Quite a historic week.


 November 8, 2008 at 2:32 pm   Posted in: Current Events   Print This Post Print This Post

Responses (8)

  1. ok - November 8, 2008 at 3:06 pm

    And quite a shameless and embarrassing namedropping self-promoting post

  2. Robert Ahdieh - November 8, 2008 at 3:31 pm

    Sorry you thought so.

    I had the same concern, but given what I wanted to convey, about the range of people who were moved by the election, the alternatives seemed worse. Would it have been preferable to reference “prominent scholars at top schools” or something of that sort?

    And presumably you weren’t all that impressed by the cab driver, in any case, though he got more attention than anyone else…

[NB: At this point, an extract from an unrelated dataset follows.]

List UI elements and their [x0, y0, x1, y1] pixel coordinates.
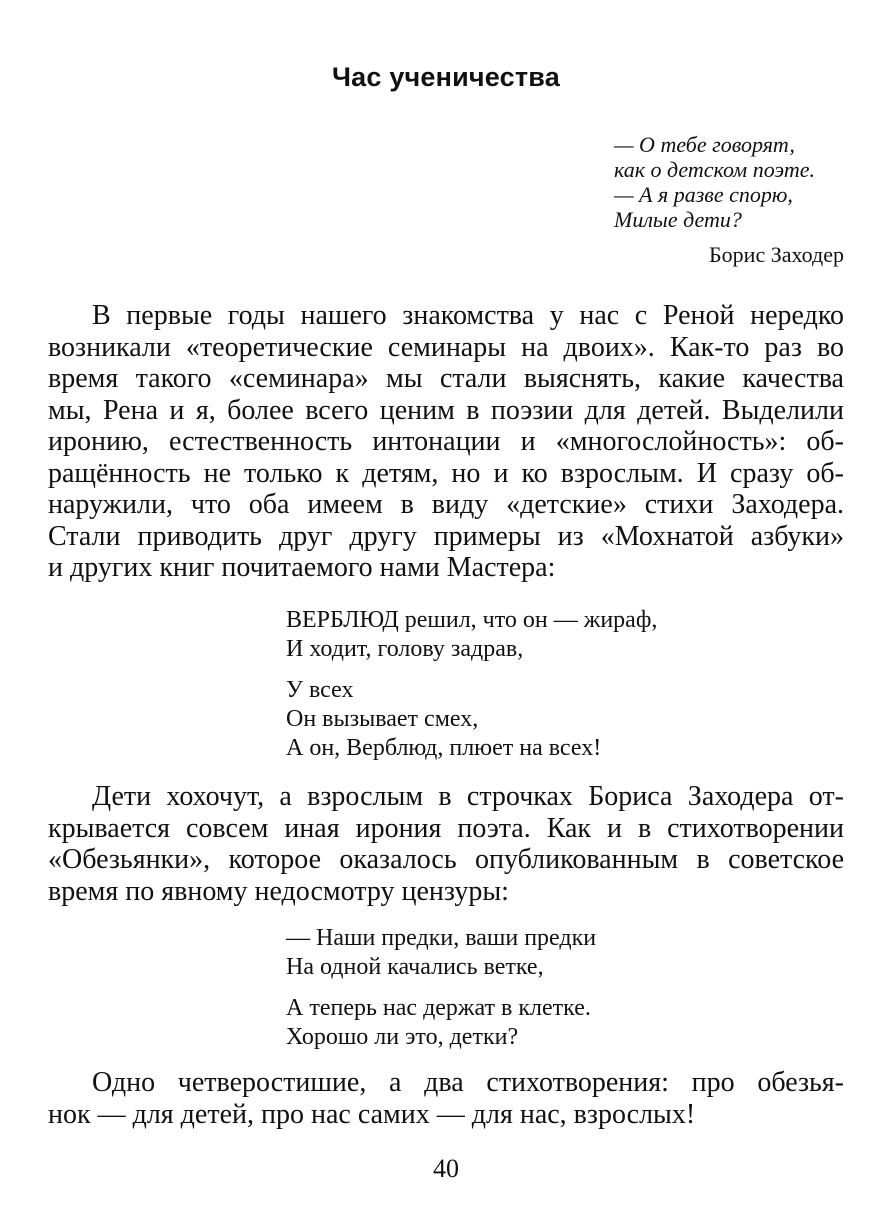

  3. Robert Ahdieh - November 8, 2008 at 3:51 pm

    P.S. I also thought the image of Walzer wearing a smiley face sticker was worth a bit of shameless name-dropping…

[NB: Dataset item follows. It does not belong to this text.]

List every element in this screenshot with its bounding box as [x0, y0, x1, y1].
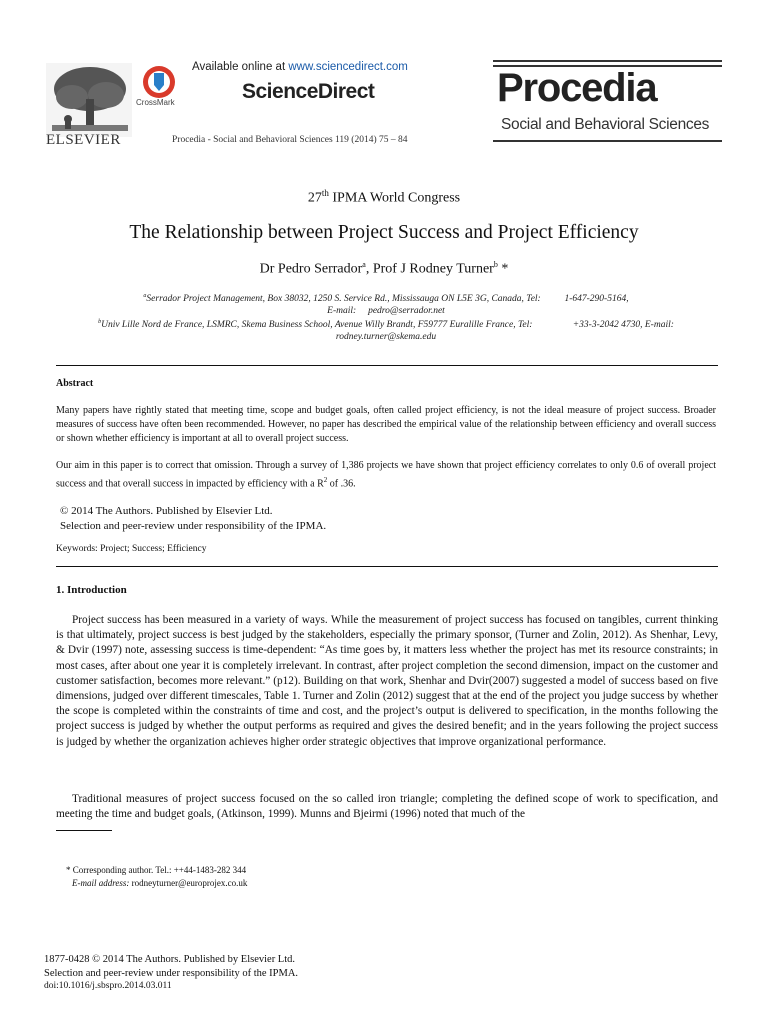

  4. ok - November 8, 2008 at 4:20 pm

    the cab driver was driving you to princeton after you spent the day at columbia from a home of a columbia colleague.

  5. Anon - November 9, 2008 at 10:58 am

    And many say that there is no liberal bias in academia.

    Thanks for proving a point.

  6. Paul Horwitz - November 9, 2008 at 12:23 pm

    Robert, can I make a slightly less snarky point? I’m not sure there’s really much evidence about the range of people moved by the election — although, as it turns out, I think a wide range of people *were* moved by the election. The problem is not your conclusion, but your sample. Questions of liberal bias aside, I think the range represented by students and prominent faculty members at Columbia and Princeon runs the gamut from A to B, as Dorothy Parker once wrote. A young cab driver in New York doesn’t add much to the sample. Now, if you’d been in Paducah, that would be a different story.

  7. Robert Ahdieh - November 9, 2008 at 1:18 pm

    Paul:

    As an attempt at capture a representative sample of the population, you’re absolutely right. I think what struck me more than the wide range of folks moved by the election, however, was the relatively exuberant/engaged response of those who were.

    Thus, students, people overseas, academics, and maybe even New York cabbies may well have been pleased when Bill Clinton was on the ballot and elected in 1992. What I’m less sure of is whether they woke up early to vote, called friends in the States to thank them, canvassed and wore smiley faces at work, or gave free rides to their passengers. If not, then each case becomes (at least for me) somewhat striking.

    -Bobby

    P.S. And on the question of liberal bias in academia, if by that we mean a greater representation of liberals in academia than in the general population, are there actually folks who dispute that, as a descriptive claim? Surely the report of my day can’t possibly constitute significant new proof of that point…

  8. Frank - November 10, 2008 at 3:28 pm

    For Paul: Folks in Newark, NJ seemed quite thrilled to me. And Iselin, NJ. And up in Harlem. And the workers at the gym I go to, and the people at the cafeteria and security desk. Don’t know if we’re getting close to Sarah Palin’s “real America” yet, but we’re trying!